When I told Tavi we were driving two hours to visit a coffee shop, the idea didn’t seem far-fetched to her. She only had one question, “Do they serve hot cocoa?” I promised that in all likelihood, yes, they served hot cocoa, and that’s all she needed to hear.
Four hours stuck in a car with Dad just for a cup of hot cocoa.
The coffee shop was exactly what you might expect, in some ways. The walls displayed some Megadeth and Ellefson memorabilia. And I gathered that some fans do detour off the Interstate out of curiosity. The place existed before Ellefson rebranded it, however, and locals still seem to be the main clientèle. Instead of classical or elevator music, metal softly played in the background, but the two old women in there when we were there didn’t seem to mind, or notice. The coffee itself was fine, and while the servers might have more visible tattoos than servers in most small-town coffee shops, they were no less nice.
Personally autographed guitars, and not a bad price at $499 each.
Coming out of the backroom, Ellefson’s business partner walked by our table and smiled at us. The left side of her head was shaved, and the rest of her hair was black and shoulder-length, quite appropriate and fitting for a woman who was probably in her mid-40s.
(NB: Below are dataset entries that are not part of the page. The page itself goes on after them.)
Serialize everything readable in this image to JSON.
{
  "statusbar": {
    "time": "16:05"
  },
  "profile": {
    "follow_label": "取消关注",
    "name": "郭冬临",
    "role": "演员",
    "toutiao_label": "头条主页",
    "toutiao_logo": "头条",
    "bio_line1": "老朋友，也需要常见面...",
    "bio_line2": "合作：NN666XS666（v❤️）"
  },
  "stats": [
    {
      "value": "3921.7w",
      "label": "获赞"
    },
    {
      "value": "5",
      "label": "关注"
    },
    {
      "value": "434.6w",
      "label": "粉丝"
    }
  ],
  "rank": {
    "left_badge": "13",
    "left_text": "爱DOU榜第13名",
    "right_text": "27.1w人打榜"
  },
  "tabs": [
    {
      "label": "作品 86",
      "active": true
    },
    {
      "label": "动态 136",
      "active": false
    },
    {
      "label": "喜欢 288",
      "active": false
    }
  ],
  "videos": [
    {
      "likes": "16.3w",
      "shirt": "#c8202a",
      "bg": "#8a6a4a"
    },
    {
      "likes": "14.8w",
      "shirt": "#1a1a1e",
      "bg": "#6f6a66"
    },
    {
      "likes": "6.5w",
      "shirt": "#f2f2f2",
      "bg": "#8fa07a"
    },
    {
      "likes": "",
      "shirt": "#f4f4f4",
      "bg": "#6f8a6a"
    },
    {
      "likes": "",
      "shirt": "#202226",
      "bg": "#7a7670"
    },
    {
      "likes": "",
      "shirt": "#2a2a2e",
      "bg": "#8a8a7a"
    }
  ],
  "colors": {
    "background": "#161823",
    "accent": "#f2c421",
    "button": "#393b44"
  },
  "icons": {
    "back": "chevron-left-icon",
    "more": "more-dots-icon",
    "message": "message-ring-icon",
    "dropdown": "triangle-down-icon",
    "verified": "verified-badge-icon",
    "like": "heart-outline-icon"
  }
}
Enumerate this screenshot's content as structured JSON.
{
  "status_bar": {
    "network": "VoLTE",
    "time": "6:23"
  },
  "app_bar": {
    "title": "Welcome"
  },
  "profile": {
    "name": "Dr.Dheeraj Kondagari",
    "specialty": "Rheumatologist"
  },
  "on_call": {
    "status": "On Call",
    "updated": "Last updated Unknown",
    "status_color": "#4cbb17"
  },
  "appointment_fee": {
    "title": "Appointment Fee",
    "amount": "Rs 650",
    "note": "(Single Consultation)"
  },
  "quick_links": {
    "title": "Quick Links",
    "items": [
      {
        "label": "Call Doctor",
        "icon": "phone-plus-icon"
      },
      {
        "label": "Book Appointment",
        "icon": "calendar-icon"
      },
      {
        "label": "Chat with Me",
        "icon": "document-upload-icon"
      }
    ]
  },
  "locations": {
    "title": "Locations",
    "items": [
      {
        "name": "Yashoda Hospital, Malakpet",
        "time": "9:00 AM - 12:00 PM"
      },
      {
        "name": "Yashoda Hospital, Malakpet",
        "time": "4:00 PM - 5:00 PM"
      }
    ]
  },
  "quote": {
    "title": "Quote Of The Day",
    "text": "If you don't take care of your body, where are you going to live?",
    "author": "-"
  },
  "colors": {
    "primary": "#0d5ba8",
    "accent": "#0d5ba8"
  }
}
We sat at the table and listened as a man asked her about using some of Ellefson’s coffee at a local event. Apparently this event would also feature local beers. The man suggested that maybe Ellefson would be interested in developing a coffee-flavored beer, but the business partner indicated that Ellefson had “chosen sobriety,” and so associating his name with anything alcoholic would probably be a no-go.
Drinking decaf is the coffee equivalent of listening to Taylor Swift music.
Was it worth the two hour drive for a cup of coffee? That all depends. If you’re a Megadeth fan, sure, it was worth it. If you’re simply curious about southwest Minnesota, then, yes, I would say making the drive was definitely worth it. Tavi and I discovered Fort Belmont, and we also had a great photo-op in Blue Earth, Minnesota at the Jolly Green Giant statue. Why is there a Jolly Green Giant statue in Blue Earth? I learned the answer to this burning question, too. In 1978, I-90, which runs from Boston to Seattle, was officially completed near Blue Earth.
Me with the Giant. My life is now complete.